Environmental Packaging Summit 2025 live: Biffa on UK policy and waste management innovation
At the ongoing Environmental Packaging Summit in London, UK, waste management company Biffa spotlights how it helps organizations manage costs, reduce waste, increase recycling, and transform waste into valuable resources.
Event speaker Roger Wright, waste strategy and packaging manager at Biffa, tells Packaging Insights that: “The most common challenges when dealing with packaging waste come from controlling the cost of procurement, positively impacting behaviors, and ultimately creating more value from the disposed of materials.”
Biffa assists in addressing these challenges through a process of “mitigation, innovation, and education.”
“We proactively work to protect businesses from the rising cost of legislative compliance to minimize its financial impact. We delve into every possible alternative format, material, or system to find the most suitable solutions to align with their needs,” says Wright.

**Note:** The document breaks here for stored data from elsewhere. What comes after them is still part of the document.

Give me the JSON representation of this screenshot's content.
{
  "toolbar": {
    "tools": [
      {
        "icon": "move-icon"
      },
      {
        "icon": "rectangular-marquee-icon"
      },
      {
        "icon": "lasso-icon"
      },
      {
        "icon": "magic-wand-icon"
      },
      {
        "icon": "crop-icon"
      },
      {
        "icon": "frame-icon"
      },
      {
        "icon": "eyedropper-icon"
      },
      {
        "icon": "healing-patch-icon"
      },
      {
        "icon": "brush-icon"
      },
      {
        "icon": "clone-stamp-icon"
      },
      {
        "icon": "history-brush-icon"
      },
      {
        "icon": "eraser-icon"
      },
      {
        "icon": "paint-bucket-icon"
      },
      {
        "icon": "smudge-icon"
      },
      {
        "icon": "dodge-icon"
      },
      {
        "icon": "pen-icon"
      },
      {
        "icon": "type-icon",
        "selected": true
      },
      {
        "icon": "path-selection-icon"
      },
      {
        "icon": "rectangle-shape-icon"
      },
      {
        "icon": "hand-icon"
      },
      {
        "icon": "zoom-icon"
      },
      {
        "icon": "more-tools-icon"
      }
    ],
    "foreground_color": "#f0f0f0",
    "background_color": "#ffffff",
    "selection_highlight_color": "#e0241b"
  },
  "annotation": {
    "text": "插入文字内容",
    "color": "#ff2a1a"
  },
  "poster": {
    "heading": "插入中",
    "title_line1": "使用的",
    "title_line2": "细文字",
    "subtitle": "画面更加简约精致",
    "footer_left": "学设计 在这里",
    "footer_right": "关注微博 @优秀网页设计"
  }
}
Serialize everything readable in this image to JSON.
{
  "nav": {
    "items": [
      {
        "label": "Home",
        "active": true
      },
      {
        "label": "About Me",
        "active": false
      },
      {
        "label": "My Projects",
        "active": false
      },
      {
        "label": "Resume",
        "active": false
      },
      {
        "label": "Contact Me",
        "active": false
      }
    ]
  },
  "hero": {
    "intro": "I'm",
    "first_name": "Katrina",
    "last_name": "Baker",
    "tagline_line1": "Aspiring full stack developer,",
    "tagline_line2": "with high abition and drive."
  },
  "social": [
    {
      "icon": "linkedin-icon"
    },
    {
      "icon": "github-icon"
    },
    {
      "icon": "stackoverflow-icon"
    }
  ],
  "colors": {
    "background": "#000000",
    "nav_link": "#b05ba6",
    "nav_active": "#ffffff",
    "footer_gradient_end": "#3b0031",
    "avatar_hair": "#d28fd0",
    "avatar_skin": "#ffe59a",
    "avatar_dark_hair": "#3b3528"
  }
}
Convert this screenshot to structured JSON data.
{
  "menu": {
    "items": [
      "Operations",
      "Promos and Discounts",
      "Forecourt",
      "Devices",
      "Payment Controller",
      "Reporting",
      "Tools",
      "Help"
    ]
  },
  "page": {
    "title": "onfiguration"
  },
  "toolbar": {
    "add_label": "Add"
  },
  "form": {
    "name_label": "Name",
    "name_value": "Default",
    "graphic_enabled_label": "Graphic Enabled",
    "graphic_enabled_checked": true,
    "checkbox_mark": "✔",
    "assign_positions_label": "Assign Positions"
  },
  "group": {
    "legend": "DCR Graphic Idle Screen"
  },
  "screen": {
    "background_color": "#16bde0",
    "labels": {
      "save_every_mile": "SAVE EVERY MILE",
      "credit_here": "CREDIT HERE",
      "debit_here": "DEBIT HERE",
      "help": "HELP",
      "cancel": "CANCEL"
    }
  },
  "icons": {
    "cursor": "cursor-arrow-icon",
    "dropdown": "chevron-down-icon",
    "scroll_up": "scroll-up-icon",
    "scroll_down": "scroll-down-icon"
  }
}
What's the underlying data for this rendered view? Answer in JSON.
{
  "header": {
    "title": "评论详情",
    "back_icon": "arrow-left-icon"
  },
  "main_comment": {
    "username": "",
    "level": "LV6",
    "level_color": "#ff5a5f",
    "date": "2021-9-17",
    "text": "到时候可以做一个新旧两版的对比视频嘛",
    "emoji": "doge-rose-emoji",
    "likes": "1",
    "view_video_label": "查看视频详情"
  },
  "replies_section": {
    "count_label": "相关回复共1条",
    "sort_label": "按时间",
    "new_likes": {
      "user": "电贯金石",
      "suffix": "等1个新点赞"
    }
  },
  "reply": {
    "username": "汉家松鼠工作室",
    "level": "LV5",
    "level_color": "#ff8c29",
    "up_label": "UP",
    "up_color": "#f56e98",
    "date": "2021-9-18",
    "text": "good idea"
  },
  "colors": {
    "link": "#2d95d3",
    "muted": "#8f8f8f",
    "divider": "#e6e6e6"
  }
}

“A heavily regulated industry”
Biffa is well positioned to “react and adapt at pace” to the “fluctuating” policy landscape in the UK, including the “wide-ranging changes we’ve seen happen over the past 18 months.” Wright emphasizes that waste management is already a highly regulated industry in the country.
Biffa's facilities are preparing for the mandatory household collections from next year.“We have successfully mobilized thousands of trade waste customers for the new Simpler Recycling regulations. Our sorting and processing facilities are readying for the mandatory collection of materials from households next year and into 2027, and there’s a team of internal packaging compliance specialists and technologists supporting customers through the complexities of Packaging Recovery Note and packaging EPR (pEPR) obligations.”
“We have invested heavily across our operations ahead of time to future-proof our infrastructure as things progress.”
Policy changes are driving a wave of design and innovation in packaging, pushing producers to rethink materials and formats to align with collection and recycling mandates, Wright says.
“For instance, while aseptic cartons and flexible films are now required to be collected, the current infrastructure isn’t equipped at scale to handle them — presenting an urgent challenge to develop end-to-end solutions for their recycling.”
Tech and AI
Beyond the wave of design and packaging innovations sparked by UK regulations, Wright points to AI, energy-from-waste (EfW), and Carbon Capture Technologies (CCT) as key developments for the industry.
Amy Hooper, head of innovation at Biffa and a speaker at the Environmental Packaging Summit 2025, also shares her insights in this interview alongside Lucy Kemp, group public affairs and engagement manager at Biffa.
AI in sortation has the potential to transform the sector, according to Wright.“The use of AI in sortation has the potential to transform our sector. AI presents exciting opportunities to sort and segregate valuable material and remove contamination more efficiently, in some cases while improving health and safety.”
This month, Biffa installed Polytag’s detection technology at its Edmonton Materials Recovery Facility in North London.
“Additionally, because there will still remain a requirement for EfW for many years, energy recovery enhancements through CCT present a great opportunity to make EfW more sustainable,” says Biffa.
Biffa collaborates with packaging partners and manufacturers to design for recyclability or reuse from the outset. The company spokespersons say that these are key considerations for Biffa in meeting customers’ local and global sustainability ambitions.
“As packaging producers prepare for the rollout of pEPR modulated fees, Biffa aims to support them in understanding the policy, anticipating its impact, and designing packaging that reduces costs wherever possible.”
Real change at scale
Biffa says it continuously tests and trials alternative formats, materials, and technology solutions.Biffa continuously tests and trials alternative formats, materials, and technology solutions. “We are able to offer anyone in the supply chain access to our inhouse, independent, and material agnostic packaging consultancy services,” explains Wright.
“Within waste management, we often deal with the outflow of the good, bad, or indifferent materials being placed upon the market and are delighted to be able to contribute to recognizing environmental excellence within the packaging sector.”
Wright says that the Environmental Packaging Summit 2025 is “a timely reminder that real change can be delivered at scale if we reward solutions that work within a true circular economy for packaging.”
“Concepts that adopt the most sustainable incoming materials, that are used or reused within the system and that also address what happens at the end of life, will get the recognition they deserve and hopefully inspire others to do the same.”
Benchmark Consulting, which offers a CO2 estimation and quotation software solution for the packaging industry, the Food Service Packaging Association, and the UK’s recycling label authority OPRL, also attended the summit.